Mientras digería la comida y las idas y venidas de los golpes de imágenes de su mente, se acercó a ella. Todos los días tenían una charla de sobremesa.
Por eso casi se convirtió en ritual. Casi no: fue un ritual sin el que no podía mantener un poco de equilibrio. La miraba dulcemente y le contaba. Sabía que era escuchada atentamente. Tenía evidencia de ello. Le confiaba sus sueños, los deseos de conseguir metas, y en otras ocasiones, quizá en la mayoría, el llanto por un sentimiento roto. Y le hablaba y le hablaba sin cesar. De vez en cuando la acariciaba suavemente. Sentía en su piel la cálida sensación de la comprensión.

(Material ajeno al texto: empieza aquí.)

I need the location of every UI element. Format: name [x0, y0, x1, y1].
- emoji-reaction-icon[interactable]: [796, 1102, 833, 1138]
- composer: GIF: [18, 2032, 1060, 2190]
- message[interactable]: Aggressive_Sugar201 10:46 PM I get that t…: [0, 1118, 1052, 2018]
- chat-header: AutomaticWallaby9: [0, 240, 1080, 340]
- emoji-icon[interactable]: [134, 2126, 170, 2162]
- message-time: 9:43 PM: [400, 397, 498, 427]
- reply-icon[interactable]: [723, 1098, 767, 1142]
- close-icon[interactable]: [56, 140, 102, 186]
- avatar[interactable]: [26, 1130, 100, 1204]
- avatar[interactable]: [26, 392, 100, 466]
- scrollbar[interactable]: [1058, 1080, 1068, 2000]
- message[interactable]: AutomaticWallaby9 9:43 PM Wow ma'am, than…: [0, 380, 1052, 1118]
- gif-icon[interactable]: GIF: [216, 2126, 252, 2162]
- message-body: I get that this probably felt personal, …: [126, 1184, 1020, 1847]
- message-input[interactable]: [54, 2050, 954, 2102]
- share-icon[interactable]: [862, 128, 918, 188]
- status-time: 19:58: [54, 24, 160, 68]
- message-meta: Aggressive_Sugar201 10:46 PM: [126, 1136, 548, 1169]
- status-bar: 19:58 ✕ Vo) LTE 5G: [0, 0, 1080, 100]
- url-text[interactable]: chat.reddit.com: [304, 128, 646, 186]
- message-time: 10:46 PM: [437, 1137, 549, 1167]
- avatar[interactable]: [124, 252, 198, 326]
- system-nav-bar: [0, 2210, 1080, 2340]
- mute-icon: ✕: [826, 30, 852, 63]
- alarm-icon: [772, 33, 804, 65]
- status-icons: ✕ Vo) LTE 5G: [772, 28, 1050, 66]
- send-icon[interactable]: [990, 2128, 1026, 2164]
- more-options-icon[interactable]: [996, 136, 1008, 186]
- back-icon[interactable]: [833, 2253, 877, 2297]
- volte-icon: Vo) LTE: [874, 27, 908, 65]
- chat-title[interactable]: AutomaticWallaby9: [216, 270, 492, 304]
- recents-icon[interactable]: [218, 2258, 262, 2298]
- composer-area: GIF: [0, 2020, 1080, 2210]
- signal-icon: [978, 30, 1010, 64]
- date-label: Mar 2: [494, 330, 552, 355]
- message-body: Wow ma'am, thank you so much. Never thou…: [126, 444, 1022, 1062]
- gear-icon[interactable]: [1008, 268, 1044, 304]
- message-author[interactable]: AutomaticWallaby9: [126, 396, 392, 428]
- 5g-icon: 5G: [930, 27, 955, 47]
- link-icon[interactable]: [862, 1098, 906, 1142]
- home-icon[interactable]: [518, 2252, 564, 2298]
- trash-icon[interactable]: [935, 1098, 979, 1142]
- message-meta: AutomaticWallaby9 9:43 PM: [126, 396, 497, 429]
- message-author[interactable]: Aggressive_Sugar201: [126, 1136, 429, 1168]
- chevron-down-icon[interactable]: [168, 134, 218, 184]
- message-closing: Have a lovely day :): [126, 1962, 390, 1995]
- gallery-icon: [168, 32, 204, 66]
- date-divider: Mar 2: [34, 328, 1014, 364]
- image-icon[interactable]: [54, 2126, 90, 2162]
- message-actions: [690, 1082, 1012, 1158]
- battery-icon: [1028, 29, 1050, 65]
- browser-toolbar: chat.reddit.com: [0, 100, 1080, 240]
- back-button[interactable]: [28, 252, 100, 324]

Los nubarrones aparecían en su horizonte y pesaban como planchas de hierro. Casi la asfixiaban. Por eso esperaba el momento mágico, el de saber que sus palabras no caían al vacío. Sentía su compañía.
Así pasaban los días. Unos, los menos, tenían más luz. Otros, simas profundas en las que no se divisaba el fondo.
Ya llevaba tiempo en el que su charla no era de ilusiones, sino de desesperanza. Y su interlocutora lo sabía. Por eso comenzó a verla derrumbarse y languidecer. Alarmada, se la quedó mirando pensativa al percibir su aspecto. Y trató de sonreír. No, ya no volvería a contarle nada negativo. No quería transmitirle su pobre energía.
Porque esas hojas verdes tan intensas, que miraban hacia el infinito enredadas en una guía y que subían por la pared, no podía consentir que se marchitaran.
Aquella planta no debía morir por ella.